Перед ним возник, размахивая парусиновым портфелем, коротконогий лупоглазый мужик.
— Ты, Игнат Савельевич, по всей форме на кулака выходишь. К середняку тебя не прилепишь, а к бедняку и вовсе. Верно, Иван?
Он замигал мучнистыми ресницами и, словно испугавшись собственной дерзости, спрятался за спины других.
— А как ты про кулаков понимаешь? — щурясь, допытывался Игнат Савельевич.
— Про то всем известно,— выскочил тот же мужик и заморгал ресницами.— Животины полон двор, как у тебя, мельница на два постава, жнейка, в амбарах пшеница с позапрошлого года лежит. На него, значится, другие хребтину гнут, а он зажал снос богатство в кулак и пьет чай с сахаром!
Все засмеялись, ухмыльнулся и Игнат Савельевич.
— Чужое будешь считать —своего век не наживешь. У меня сыновья хрип гнут, и сам я сна в глаза не вижу — день и ночь на ногах. Только на время брал людей со стороны, для подмоги — уж'так заведено. Вот и выходит, кулак — это тот, кто, наработавшись, на кулаке спит, боли не чует. Середняк — это тот, у которого спереди сума и сзади сума, а сам он посередке болтается. А бедняк — это тот, который работать не любит, а любит портфелю в руках таскать!
— Ну, ты нас побасенками не корми, мы тебя не первый год знаем! — сдвинув брови, сказал Пробатов.—Где ключи от мельницы?
— Там у меня сын с невесткой.
— Пойдешь с нами, сдашь все в целости и сохранности. И вот еще что — свезешь сорок пудов зерна.
Игнат Савельевич выпрямился, глаза его сузились.
— Я не дойная корова — меня доить нечего. Сколько было — все зимой свез. Совесть надо ж знать!
— Ты про совесть-то помолчи, не у тебя нам ее занимать. Не свезешь — сами возьмем. Уж тогда тряхнем так, что и ста пудами не разделаешься.
— Берите, ваша власть! —хрипло выдохнул Игнат Савельевич.—Может, заодно уж исподнюю рубаху снять?
Он рванул ворот рубахи так, что отлетели пуговицы.
— Надо будет нищету одеть — так и рубахи лишние заберем. Люди задарма на тебя работали, ты не одну с них рубаху спустил.

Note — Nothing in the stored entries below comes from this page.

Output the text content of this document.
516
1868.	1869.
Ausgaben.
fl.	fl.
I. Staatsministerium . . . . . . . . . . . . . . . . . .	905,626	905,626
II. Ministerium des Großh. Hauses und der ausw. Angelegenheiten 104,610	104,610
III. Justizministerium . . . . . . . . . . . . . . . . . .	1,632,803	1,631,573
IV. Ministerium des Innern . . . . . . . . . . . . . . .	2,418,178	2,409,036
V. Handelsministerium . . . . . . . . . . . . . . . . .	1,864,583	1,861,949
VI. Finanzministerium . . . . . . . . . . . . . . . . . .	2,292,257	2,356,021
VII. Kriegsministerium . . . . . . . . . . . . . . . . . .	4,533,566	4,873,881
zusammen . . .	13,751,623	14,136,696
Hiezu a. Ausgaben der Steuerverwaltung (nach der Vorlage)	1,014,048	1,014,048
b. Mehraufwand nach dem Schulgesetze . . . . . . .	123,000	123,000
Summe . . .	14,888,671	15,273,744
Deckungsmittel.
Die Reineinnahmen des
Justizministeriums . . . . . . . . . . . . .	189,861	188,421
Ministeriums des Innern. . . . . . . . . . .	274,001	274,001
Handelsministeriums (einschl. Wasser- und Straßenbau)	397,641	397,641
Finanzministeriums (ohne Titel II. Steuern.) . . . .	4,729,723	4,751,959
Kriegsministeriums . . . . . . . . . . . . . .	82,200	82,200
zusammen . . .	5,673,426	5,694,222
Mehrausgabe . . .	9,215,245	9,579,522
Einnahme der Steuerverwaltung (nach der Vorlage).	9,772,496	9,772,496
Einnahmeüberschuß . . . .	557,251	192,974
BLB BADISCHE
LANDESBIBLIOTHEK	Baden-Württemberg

Пришла пора возвращать...
Игнат Савельевич опустился на ступеньки крыльца и молчал.
— Погляжу по сусекам, сколько подмету — свезу,— сказал он.
Ночью Костя проснулся от шума в сенях. Соскользнув с полатей, он пробрался на террасу и увидел копошившиеся возле предамбарья фигуры. Там были, кажется, все, даже Костина мать. Заслышав, что кто-то идет к террасе, Костя на цыпочках вернулся в дом, залез на полати.
В дом вошли отчим и мать.
— Может, тебе от страха показалось? — приглушенно спросил Игнат Савельевич.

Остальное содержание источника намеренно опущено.